Business 2.0 - June 2007
By: Peter Viles
Brian Fitzgerald and Aaron Broder want you to know they're not geeks. Yes, they're dotcommers in the increasingly automated business of online ad sales, but their real business, they insist, is people. "We're not technologists," says Fitzgerald, a former entertainment attorney and the president and co-founder of Gorilla Nation, an L.A.-based ad sales force for midsize websites. "We really represent Web publishers," says Broder, his partner and another recovering Hollywood attorney. "We form one-to-one relationships with these people." That he feels obliged to add this says volumes about the state of an industry that's increasingly dominated by programmers, data analysts –and at Yahoo anyway– an actual rocket scientist.
Broder, Fitzgerald, and their 120 employees represent 500 websites, including babes-and-beer-fest sites like FHM Online, news and political hangouts like the Huffington Post, and celebrity blogs like Jossip. They package the websites into small networks of like-minded users (cooking, men's lifestyle, automotive, etc.) and sell those networks to national advertisers. They also create custom promotions like the Snakes on a Babe website, part of the campaign for the movie Snakes on a Plane. Gorilla Nation's biggest categories are horror and entertainment –no surprise, given the founders' backgrounds. The company's horror network, for example, has more than 40 sites, including eSplatter and Slasherama, with a combined reach of 4 million monthly unique visitors.
Gorilla Nation calls itself an online ad "rep firm" as opposed to an ad "network" –a distinction that's two parts substance and one part marketing spin. Ad networks like ValueClick Media, which link thousands of websites into giant pools of advertising opportunities, dominated the first wave of online ads. But they often couldn't answer a crucial question on Madison Avenue: Exactly where, and when, will my ad run? Enter the boutique rep firms like Gorilla Nation and Tribal Fusion, which may have fewer clients but can answer the question.
For independent midsize websites, Gorilla Nation provides something else that's hard to get on their own: direct access to national media buyers who funnel billions of ad dollars. Its ad reps "get in the faces of buyers," says Marc Hodgins, president and CEO of TeenHollywood.com, based in Calgary, Alberta. "On our own, we'd just be cold-calling."
The biggest advertisers are a tough sell. Gorilla Nation has to hustle to land a campaign from, say, an automaker. But its personalized approach also gives it a leg up. When Hyundai wanted to market its Santa Fe SUV to women, for instance, Gorilla Nation captured a piece of the ad buy by creating a dedicated fashion-oriented website (thehyundaisantafesweepstakes.com), complete with celebrity photos, that it promoted across its own network of women's sites.
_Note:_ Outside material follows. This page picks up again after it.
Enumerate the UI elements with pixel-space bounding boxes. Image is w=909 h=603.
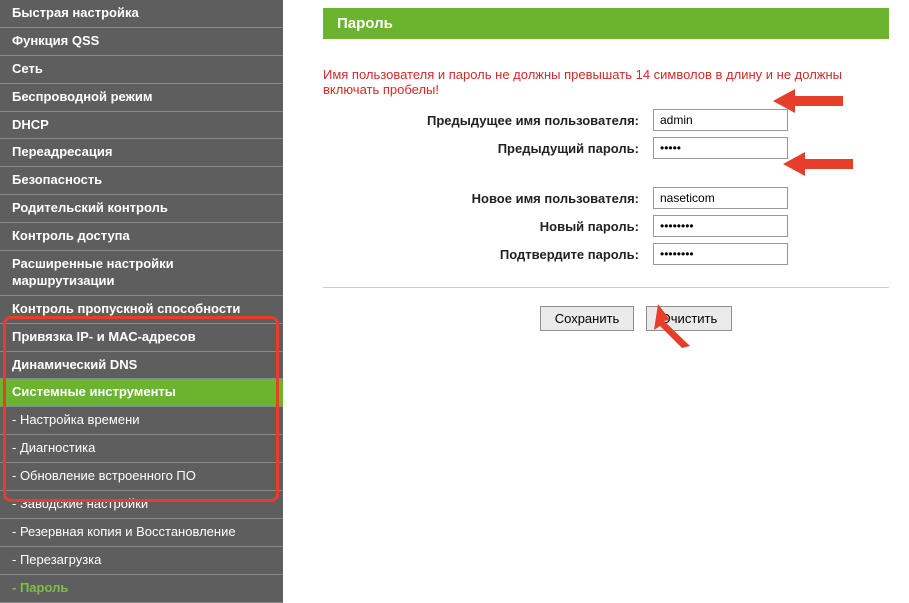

A traditional ad network couldn't afford to give that kind of special attention.
Focusing on premium ads for niche websites and campaigns built around original content also allows Gorilla Nation to charge advertisers higher rates expressed in cost per 1,000 visitors, or CPMs. "Ad networks usually don't get the kind of brand advertising that Gorilla Nation gets for us, which means better CPMs," says Karl Heberger, advertising director at eBaum's World, a video and humor site. TeenHollywood.com's Hodgins says his CPMs from the major networks are typically less than $1, but Gorilla Nation's system has allowed him to charge as much as $30. "The big networks have a bucket of billions of impressions and unbelievably low rates," he says, "and they're just looking to empty the bucket."
Gorilla Nation's cut of the revenue ranges from 35 to 50 percent of the ad buy, which is pretty standard for the industry. The privately held company says it's profitable and that revenue has been growing roughly 70 percent a year since it launched in 2001. It expects to take in $50 million in 2007.
That's a good thing for Broder and Fitzgerald, whose first startup, a collection of celebrity websites called Celebrityblvd.com, imploded in 2002. They had quit their day jobs to start it, and rather than return to the law racket, they decided to try again in the emerging Web 2.0. "We didn't have funding," Fitzgerald says. "But it was the only opportunity where someone with no money could start a business and compete, because the expectations on the publisher side in terms of ad revenue were nonexistent."
He and Broder are aggressively recruiting new clients; FHM and HuffPo are recent acquisitions. They're also planning to offer new services to existing clients, like video-enabling technology for ads, which would allow Gorilla Nation to raise its markups.
Those are smart plays. But Gorilla Nation's insistence on forging personal relationships –what JupiterResearch analyst David Card calls its "dependence on humans"– means that the company is not a likely candidate for explosive, leveraged growth. On the other hand, Card says, "one thing humans are good at is selling stuff." And that's not monkey business.